Moses had to be many things to many people. His role as prophet was not the same as his role as teacher of Torah or his role as judge between the people. Perhaps to do each of these things well, Moses had to emphasize one part of his nature over another, or perhaps — like God — he only shared certain parts of himself.

This week we celebrated Purim, a holiday that celebrates the hidden. God remains hidden in the book of Esther, the only book of the Tanakh that does not contain God’s name. Esther knows there is a time to conceal and a time to reveal; had she revealed herself as a Jew too soon, she might not have had the ear of the king and would not have been able to influence him. Had she waited much longer, Haman might have succeeded with his evil plot. 

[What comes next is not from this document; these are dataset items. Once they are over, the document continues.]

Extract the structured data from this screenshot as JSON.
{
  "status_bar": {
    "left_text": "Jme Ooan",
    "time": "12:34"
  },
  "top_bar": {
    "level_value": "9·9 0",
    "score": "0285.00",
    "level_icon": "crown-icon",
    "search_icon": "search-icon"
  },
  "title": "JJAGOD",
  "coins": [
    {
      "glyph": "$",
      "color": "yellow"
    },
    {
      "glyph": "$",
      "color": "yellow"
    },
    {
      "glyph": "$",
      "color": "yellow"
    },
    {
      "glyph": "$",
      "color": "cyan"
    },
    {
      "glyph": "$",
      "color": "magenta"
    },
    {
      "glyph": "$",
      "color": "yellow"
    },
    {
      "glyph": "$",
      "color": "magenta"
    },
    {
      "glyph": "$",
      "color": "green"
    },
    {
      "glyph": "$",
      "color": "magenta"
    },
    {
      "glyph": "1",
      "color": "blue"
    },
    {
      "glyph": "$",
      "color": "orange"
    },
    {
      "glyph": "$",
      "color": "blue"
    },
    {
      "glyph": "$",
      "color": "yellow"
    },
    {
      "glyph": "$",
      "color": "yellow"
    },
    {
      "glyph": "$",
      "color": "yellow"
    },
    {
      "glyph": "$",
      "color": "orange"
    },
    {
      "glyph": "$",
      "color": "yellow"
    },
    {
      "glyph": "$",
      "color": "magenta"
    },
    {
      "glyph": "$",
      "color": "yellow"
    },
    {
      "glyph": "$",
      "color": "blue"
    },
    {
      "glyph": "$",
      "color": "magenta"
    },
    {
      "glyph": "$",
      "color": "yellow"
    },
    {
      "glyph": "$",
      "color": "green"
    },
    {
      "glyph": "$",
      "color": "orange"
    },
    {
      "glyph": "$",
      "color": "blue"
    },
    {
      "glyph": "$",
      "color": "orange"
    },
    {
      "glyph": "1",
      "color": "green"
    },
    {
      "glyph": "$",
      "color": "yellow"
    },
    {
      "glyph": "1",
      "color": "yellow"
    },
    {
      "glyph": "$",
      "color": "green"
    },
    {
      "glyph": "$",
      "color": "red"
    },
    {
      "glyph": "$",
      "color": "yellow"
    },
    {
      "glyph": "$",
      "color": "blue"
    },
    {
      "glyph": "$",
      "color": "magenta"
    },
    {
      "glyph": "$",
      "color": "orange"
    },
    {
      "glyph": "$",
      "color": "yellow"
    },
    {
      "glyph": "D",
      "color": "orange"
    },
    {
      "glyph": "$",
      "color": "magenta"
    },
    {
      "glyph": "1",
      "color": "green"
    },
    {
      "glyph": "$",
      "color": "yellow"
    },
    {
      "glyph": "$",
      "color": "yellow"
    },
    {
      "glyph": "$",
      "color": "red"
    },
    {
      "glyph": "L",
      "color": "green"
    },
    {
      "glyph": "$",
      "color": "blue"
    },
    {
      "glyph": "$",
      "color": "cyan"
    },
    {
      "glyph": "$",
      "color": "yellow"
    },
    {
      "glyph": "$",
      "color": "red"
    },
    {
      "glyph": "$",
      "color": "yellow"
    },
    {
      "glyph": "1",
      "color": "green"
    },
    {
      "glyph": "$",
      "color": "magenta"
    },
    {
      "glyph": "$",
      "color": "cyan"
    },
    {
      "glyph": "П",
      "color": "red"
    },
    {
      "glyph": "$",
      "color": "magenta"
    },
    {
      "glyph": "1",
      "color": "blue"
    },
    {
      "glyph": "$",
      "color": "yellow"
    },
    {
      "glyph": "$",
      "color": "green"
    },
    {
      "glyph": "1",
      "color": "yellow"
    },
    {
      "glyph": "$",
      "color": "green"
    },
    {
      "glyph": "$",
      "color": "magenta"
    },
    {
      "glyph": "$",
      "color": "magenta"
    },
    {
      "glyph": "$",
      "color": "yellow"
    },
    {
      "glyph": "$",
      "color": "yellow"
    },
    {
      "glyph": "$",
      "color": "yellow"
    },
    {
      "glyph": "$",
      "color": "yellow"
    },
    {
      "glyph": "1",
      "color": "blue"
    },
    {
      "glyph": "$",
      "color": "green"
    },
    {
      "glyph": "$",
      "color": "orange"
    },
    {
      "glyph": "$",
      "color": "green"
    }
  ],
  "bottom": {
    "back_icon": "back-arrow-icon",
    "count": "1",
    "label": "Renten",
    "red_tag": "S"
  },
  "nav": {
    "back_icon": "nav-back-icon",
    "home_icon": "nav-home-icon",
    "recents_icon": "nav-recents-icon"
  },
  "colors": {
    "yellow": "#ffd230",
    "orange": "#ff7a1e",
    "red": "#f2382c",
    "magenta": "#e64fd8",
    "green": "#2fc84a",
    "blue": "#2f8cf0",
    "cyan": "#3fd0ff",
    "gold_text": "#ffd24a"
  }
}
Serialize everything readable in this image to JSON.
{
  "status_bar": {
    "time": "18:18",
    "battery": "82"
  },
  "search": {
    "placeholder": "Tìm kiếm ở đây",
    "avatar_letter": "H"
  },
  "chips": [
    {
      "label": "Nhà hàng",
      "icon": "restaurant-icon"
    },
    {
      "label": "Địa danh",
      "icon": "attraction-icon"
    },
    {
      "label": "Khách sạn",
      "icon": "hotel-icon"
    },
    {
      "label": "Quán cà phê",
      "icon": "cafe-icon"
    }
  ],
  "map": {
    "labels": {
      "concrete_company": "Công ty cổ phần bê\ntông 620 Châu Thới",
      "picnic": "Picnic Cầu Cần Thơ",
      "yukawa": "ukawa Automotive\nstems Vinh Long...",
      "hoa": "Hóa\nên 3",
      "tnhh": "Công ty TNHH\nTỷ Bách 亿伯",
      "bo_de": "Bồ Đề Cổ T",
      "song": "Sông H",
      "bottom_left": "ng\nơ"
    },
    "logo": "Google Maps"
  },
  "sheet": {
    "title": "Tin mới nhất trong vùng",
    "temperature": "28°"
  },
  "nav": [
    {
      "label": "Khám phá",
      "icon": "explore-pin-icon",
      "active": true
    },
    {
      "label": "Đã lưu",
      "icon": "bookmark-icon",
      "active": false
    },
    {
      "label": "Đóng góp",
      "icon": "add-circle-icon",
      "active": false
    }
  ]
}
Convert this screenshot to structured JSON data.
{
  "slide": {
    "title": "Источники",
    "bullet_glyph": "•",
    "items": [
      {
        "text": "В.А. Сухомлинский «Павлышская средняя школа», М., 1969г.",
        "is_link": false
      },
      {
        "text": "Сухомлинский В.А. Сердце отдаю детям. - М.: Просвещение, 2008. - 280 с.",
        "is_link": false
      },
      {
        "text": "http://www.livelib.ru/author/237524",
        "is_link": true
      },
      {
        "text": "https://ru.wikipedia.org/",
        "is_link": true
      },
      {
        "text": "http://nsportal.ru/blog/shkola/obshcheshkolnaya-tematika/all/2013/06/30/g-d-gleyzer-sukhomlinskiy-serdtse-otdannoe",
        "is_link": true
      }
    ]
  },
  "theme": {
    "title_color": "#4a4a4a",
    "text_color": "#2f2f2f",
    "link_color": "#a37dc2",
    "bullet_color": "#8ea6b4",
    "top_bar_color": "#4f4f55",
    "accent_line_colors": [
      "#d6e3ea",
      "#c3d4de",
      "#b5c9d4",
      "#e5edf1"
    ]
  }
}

We celebrated Purim by hiding ourselves behind masks and costumes. We are reminded that sometimes when wearing a mask, we are at our most exposed. When we think we are hidden, we feel freer to be ourselves; not just the silliness we indulge in when we are in costume, but the way we sing in the shower or dance when nobody is looking. And when we are so obvious about hiding our faces, we can’t help but think of all the subtler ways we hide — the times we don’t speak up for fear of being criticized, the times we look the other way so we don’t have to take action.

There are many reasons we may hide. Our sages tried to understand why God and Moses hid parts of themselves. Our Torah teaches us that we each have to decide what remains a mystery, and when it is time to stop hiding ourselves and lift
the veil. 

Rabbi Shawna Brynjegard-Bialik is a rabbi at Temple Ahavat Shalom in Northridge.